WELLINGTON, New Zealand — Prince Charles and his wife, the Duchess of Cornwall, arrived in New Zealand Saturday for a six-day visit marking the Diamond Jubilee of his mother, Britain’s Queen Elizabeth.
The couple, who flew from Australia on the last leg of their three-nation Pacific tour, arrived at a New Zealand Air Force base near Auckland to a welcome from a brass band and Prime Minister John Key, accompanied by his wife, Bronagh.
Elizabeth is head of state of the country, a former British colony. Support for the monarchy remains strong in New Zealand, according to a survey of 1,000 people taken by Television New Zealand on the eve of the visit.
It found only 19 percent of those surveyed favored the country ditching the monarchy to become a republic, down from 25 percent in a similar poll four years ago. An overwhelming 74 percent want to retain the queen as head of state. The remaining 7 percent were unsure.

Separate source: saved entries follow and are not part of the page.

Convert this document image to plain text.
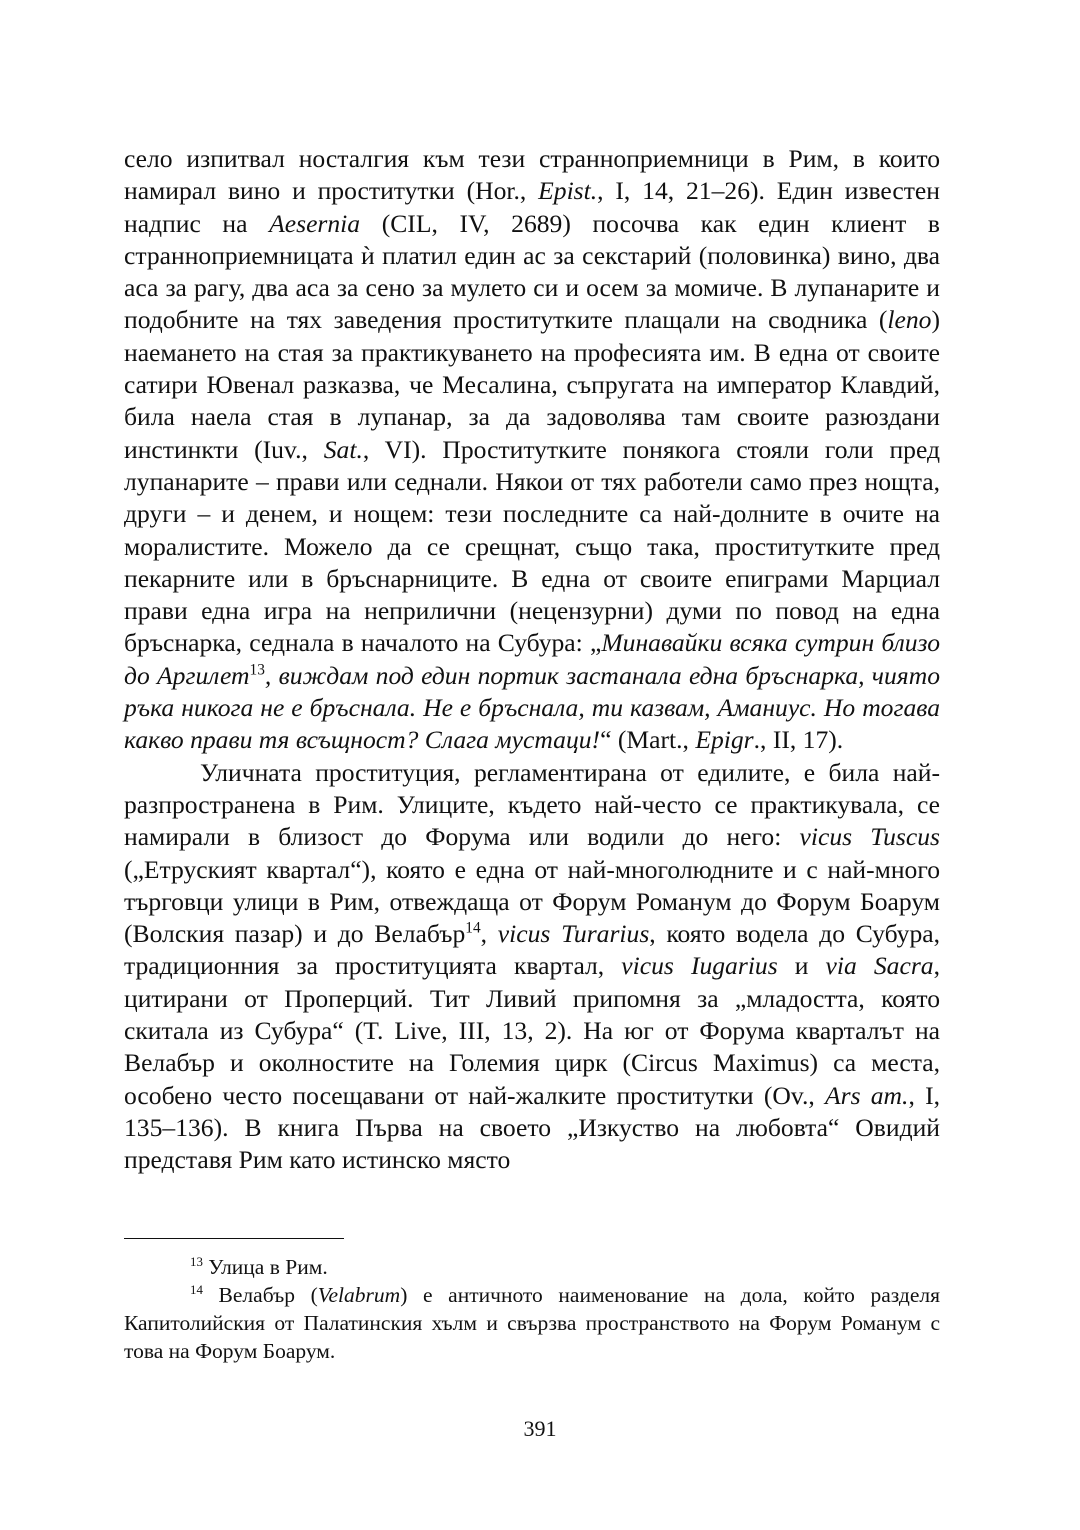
село изпитвал носталгия към тези странноприемници в Рим, в които намирал вино и проститутки (Hor., Epist., I, 14, 21–26). Един известен надпис на Aesernia (CIL, IV, 2689) посочва как един клиент в странноприемницата ѝ платил един ас за секстарий (половинка) вино, два аса за рагу, два аса за сено за мулето си и осем за момиче. В лупанарите и подобните на тях заведения проститутките плащали на сводника (leno) наемането на стая за практикуването на професията им. В една от своите сатири Ювенал разказва, че Месалина, съпругата на император Клавдий, била наела стая в лупанар, за да задоволява там своите разюздани инстинкти (Iuv., Sat., VI). Проститутките понякога стояли голи пред лупанарите – прави или седнали. Някои от тях работели само през нощта, други – и денем, и нощем: тези последните са най-долните в очите на моралистите. Можело да се срещнат, също така, проститутките пред пекарните или в бръснарниците. В една от своите епиграми Марциал прави една игра на неприлични (нецензурни) думи по повод на една бръснарка, седнала в началото на Субура: „Минавайки всяка сутрин близо до Аргилет$^{13}$, виждам под един портик застанала една бръснарка, чиято ръка никога не е бръснала. Не е бръснала, ти казвам, Аманиус. Но тогава какво прави тя всъщност? Слага мустаци!“ (Mart., Epigr., II, 17).

Уличната проституция, регламентирана от едилите, е била най-разпространена в Рим. Улиците, където най-често се практикувала, се намирали в близост до Форума или водили до него: vicus Tuscus („Етруският квартал“), която е една от най-многолюдните и с най-много търговци улици в Рим, отвеждаща от Форум Романум до Форум Боарум (Волския пазар) и до Велабър$^{14}$, vicus Turarius, която водела до Субура, традиционния за проституцията квартал, vicus Iugarius и via Sacra, цитирани от Проперций. Тит Ливий припомня за „младостта, която скитала из Субура“ (T. Live, III, 13, 2). На юг от Форума кварталът на Велабър и околностите на Големия цирк (Circus Maximus) са места, особено често посещавани от най-жалките проститутки (Ov., Ars am., I, 135–136). В книга Първа на своето „Изкуство на любовта“ Овидий представя Рим като истинско място

$^{13}$ Улица в Рим.

$^{14}$ Велабър (Velabrum) е античното наименование на дола, който разделя Капитолийския от Палатинския хълм и свързва пространството на Форум Романум с това на Форум Боарум.

391
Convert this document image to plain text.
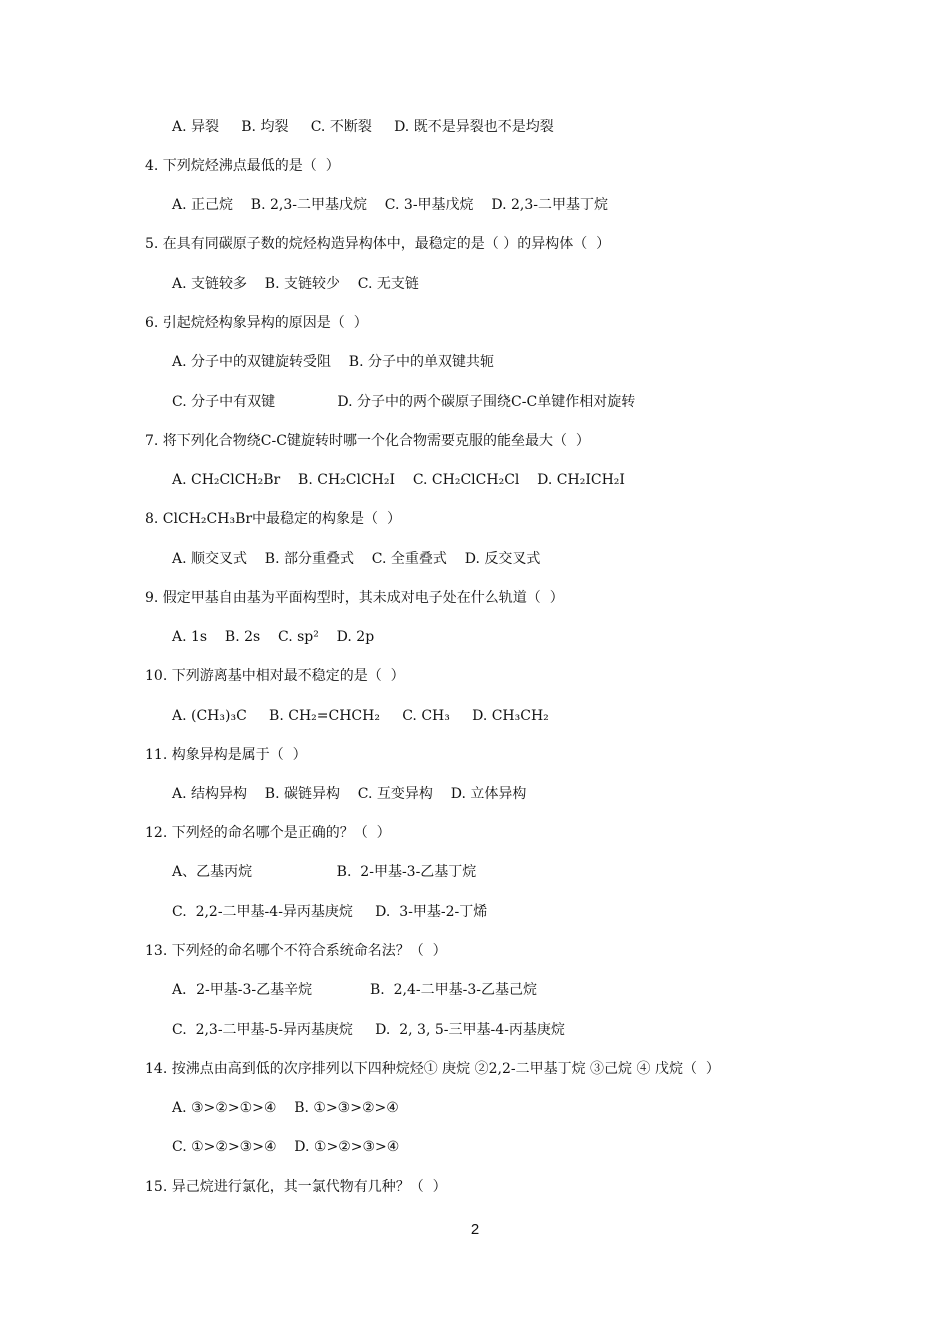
A. 异裂     B. 均裂     C. 不断裂     D. 既不是异裂也不是均裂
4. 下列烷烃沸点最低的是（  ）
A. 正己烷    B. 2,3-二甲基戊烷    C. 3-甲基戊烷    D. 2,3-二甲基丁烷
5. 在具有同碳原子数的烷烃构造异构体中，最稳定的是（ ）的异构体（  ）
A. 支链较多    B. 支链较少    C. 无支链
6. 引起烷烃构象异构的原因是（  ）
A. 分子中的双键旋转受阻    B. 分子中的单双键共轭
C. 分子中有双键              D. 分子中的两个碳原子围绕C-C单键作相对旋转
7. 将下列化合物绕C-C键旋转时哪一个化合物需要克服的能垒最大（  ）
A. CH₂ClCH₂Br    B. CH₂ClCH₂I    C. CH₂ClCH₂Cl    D. CH₂ICH₂I
8. ClCH₂CH₃Br中最稳定的构象是（  ）
A. 顺交叉式    B. 部分重叠式    C. 全重叠式    D. 反交叉式
9. 假定甲基自由基为平面构型时，其未成对电子处在什么轨道（  ）
A. 1s    B. 2s    C. sp²    D. 2p
10. 下列游离基中相对最不稳定的是（  ）
A. (CH₃)₃C     B. CH₂=CHCH₂     C. CH₃     D. CH₃CH₂
11. 构象异构是属于（  ）
A. 结构异构    B. 碳链异构    C. 互变异构    D. 立体异构
12. 下列烃的命名哪个是正确的？（  ）
A、乙基丙烷                   B.  2-甲基-3-乙基丁烷
C.  2,2-二甲基-4-异丙基庚烷     D.  3-甲基-2-丁烯
13. 下列烃的命名哪个不符合系统命名法？（  ）
A．2-甲基-3-乙基辛烷             B.  2,4-二甲基-3-乙基己烷
C.  2,3-二甲基-5-异丙基庚烷     D.  2, 3, 5-三甲基-4-丙基庚烷
14. 按沸点由高到低的次序排列以下四种烷烃① 庚烷 ②2,2-二甲基丁烷 ③己烷 ④ 戊烷（  ）
A. ③>②>①>④    B. ①>③>②>④
C. ①>②>③>④    D. ①>②>③>④
15. 异己烷进行氯化，其一氯代物有几种？（  ）
2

Although Charles has been to New Zealand a number of times — including with his former wife, Princess Diana, and their first-born son, William, when he was a baby — it is Camilla’s first visit.
Their first official engagement was to attend a service commemorating Armistice Day 1918, which ended hostilities in World War I.
More than 100,000 New Zealanders served overseas during World War I, at a time when the population was about 1 million. More than 18,000 died and 41,000 were wounded.
The royal couple laid a wreath on behalf of the queen and then met New Zealand veterans of World War II and later conflicts, including Vietnam, at the museum.
Their tour will also take them to Wellington, the small agricultural town of Feilding and the earthquake-ravaged South Island city, Christchurch.